Изменить размер шрифта - +
Видно, и его жизнь не щадила. И наука, видно, изменила ему… как я. Эх, Симагин, Симагин. Ну почему мы все такие несчастные?

– Значит, жду звонка, – сказала она, опять никак не находя сил, чтобы протянуть руку к защелке замка и открыть дверь. Было такое чувство, будто снаружи пустота, вакуум, и стоит лишь нарушить герметичность – воющий поток воздуха высосет ее отсюда навечно. Смущенно улыбнулась: – После восьми я обычно дома. Сижу и жду звонка.

– Может, я действительно позвоню уже сегодня. А рабочий у тебя тоже прежний?

– Да, – сказала она и сразу снова вспомнила, как назойливо и жалко звонил он ей на работу после возвращения из Москвы и ей хотелось его убить. Теперь ей хотелось убить себя. – Тоже помнишь?

– Тоже помню.

Она даже не знала, что ответить. Будто ни в чем не бывало уронить идиотское «Надо же» или «Ну, я пошла» – было бы бестактно, грубо, подло даже; она совсем не то хотела бы ему сказать. Но ответить ему в тон – было нечем. Пока нечем. Лихорадочно она дергала то за одно слово, то за другое, но цепочка ответа не выдергивалась. Тогда она порывисто поднялась на цыпочки – щуплый‑то он щуплый, но выше ее почти на голову! – и, покраснев, как девчонка минувшей эпохи, поцеловала его в подбородок. А потом опрометью бросилась вон. Потому что боялась, что он ее задержит, может, после поцелуя – даже обнимет. И боялась, что он даже после поцелуя – все равно ее не задержит. И не могла понять, чего боялась больше.

Только на лестнице она вспомнила – и, потеряв ногой ступеньку, едва не покатилась кубарем вниз. Да откуда же знала про него Александра‑то эта Никитишна? Как же это она умудрилась меня сюда послать?

А Симагин, стараясь дышать как можно медленнее и глубже, будто встарь провожал Асю, стоя у окна. Смотрел, как она стремительно, нервно, до сих пор словно бы убегая, пересекает тянущуюся вдоль дома разбитую асфальтовую дорожку. Как, сокращая дорогу, срезая угол – помнит, помнит! – уходит по тропинке через детскую площадку и кустарник. Как пропадает между серыми пятиэтажками, выходящими на Тореза.

Только прежде, если он оставался дома работать – думать, а она уходила, у детской площадки она всегда оборачивалась и, улыбаясь, махала ему снизу рукой. И он ей махал.
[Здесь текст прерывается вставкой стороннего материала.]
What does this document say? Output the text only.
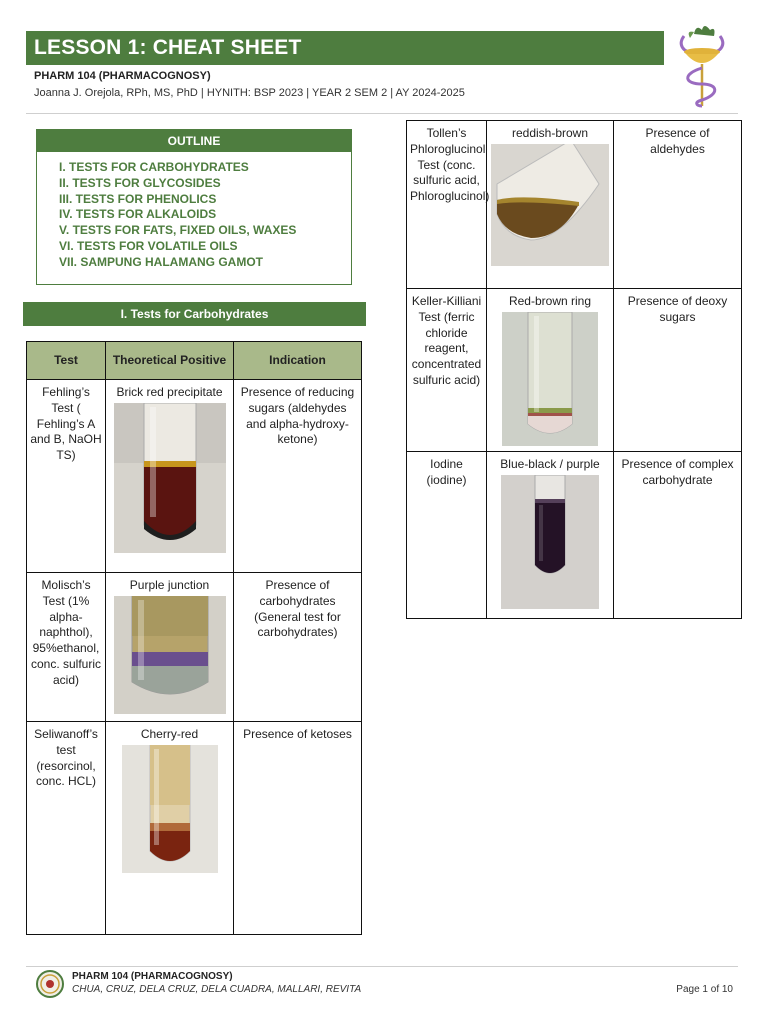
LESSON 1: CHEAT SHEET
PHARM 104 (PHARMACOGNOSY)
Joanna J. Orejola, RPh, MS, PhD | HYNITH: BSP 2023 | YEAR 2 SEM 2 | AY 2024-2025
OUTLINE
I. TESTS FOR CARBOHYDRATES
II. TESTS FOR GLYCOSIDES
III. TESTS FOR PHENOLICS
IV. TESTS FOR ALKALOIDS
V. TESTS FOR FATS, FIXED OILS, WAXES
VI. TESTS FOR VOLATILE OILS
VII. SAMPUNG HALAMANG GAMOT
I. Tests for Carbohydrates
Test	Theoretical Positive	Indication
Fehling’s Test ( Fehling’s A and B, NaOH TS)	Brick red precipitate	Presence of reducing sugars (aldehydes and alpha-hydroxy-ketone)
Molisch’s Test (1% alpha-naphthol), 95%ethanol, conc. sulfuric acid)	Purple junction	Presence of carbohydrates (General test for carbohydrates)
Seliwanoff’s test (resorcinol, conc. HCL)	Cherry-red	Presence of ketoses
Tollen’s Phloroglucinol Test (conc. sulfuric acid, Phloroglucinol)	reddish-brown	Presence of aldehydes
Keller-Killiani Test (ferric chloride reagent, concentrated sulfuric acid)	Red-brown ring	Presence of deoxy sugars
Iodine (iodine)	Blue-black / purple	Presence of complex carbohydrate
PHARM 104 (PHARMACOGNOSY)
CHUA, CRUZ, DELA CRUZ, DELA CUADRA, MALLARI, REVITA	Page 1 of 10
Все мы где‑то люди, сказал мой ночной собеседник.

Могу погасить Солнце. Могу расплавить Марс, а могу, наоборот, напитать его кислородом. Могу превратить Асю в без памяти влюбленную в меня рабыню. И ничего этого не сделаю. Потому что ничего этого не могу. Сил‑то хватит, хватит и на большее – но дело не в силах. Не могу. Солнышко должно светить и греть, Марс, как он есть, должен бегать по своему эллипсу. А она должна чувствовать то, что чувствует. Миру должна. Чтобы мир рос сам, во всей своей невообразимой, хитроумно и намертво сплетенной сложности, а не утеснялся чугунной клеткой наших примитивных вожделений, наших куцых представлений о том, что для мира хорошо, а что нет. И мне должна. Чтобы мне было за кем взлетать.

Но вот Антона я вытащу.

Ему так и не удалось заснуть в эту ночь. Не было сна. Слишком резко переломилось существование, которое Симагин так старался сделать по возможности ровным и размеренным, по возможности не связанным с действительностью. Он знал пределы своих возможностей и не хотел, чтобы боль сопереживания заставила его переступить эти пределы.

Но в глубине души он всегда был уверен, что не устранился он вовсе, а просто ждет и не разменивается по пустякам. Можно сделать то, можно – это… однако по‑настоящему можно ведь обойтись и без того, и без этого. И вот дождался. Без Антона – нам не обойтись.

И тревога не давала заснуть; он ждал удара. Но все было спокойно. На удивление спокойно.

Симагин не обольщался. Он знал, что удар последует обязательно, его собеседник слов на ветер не бросал.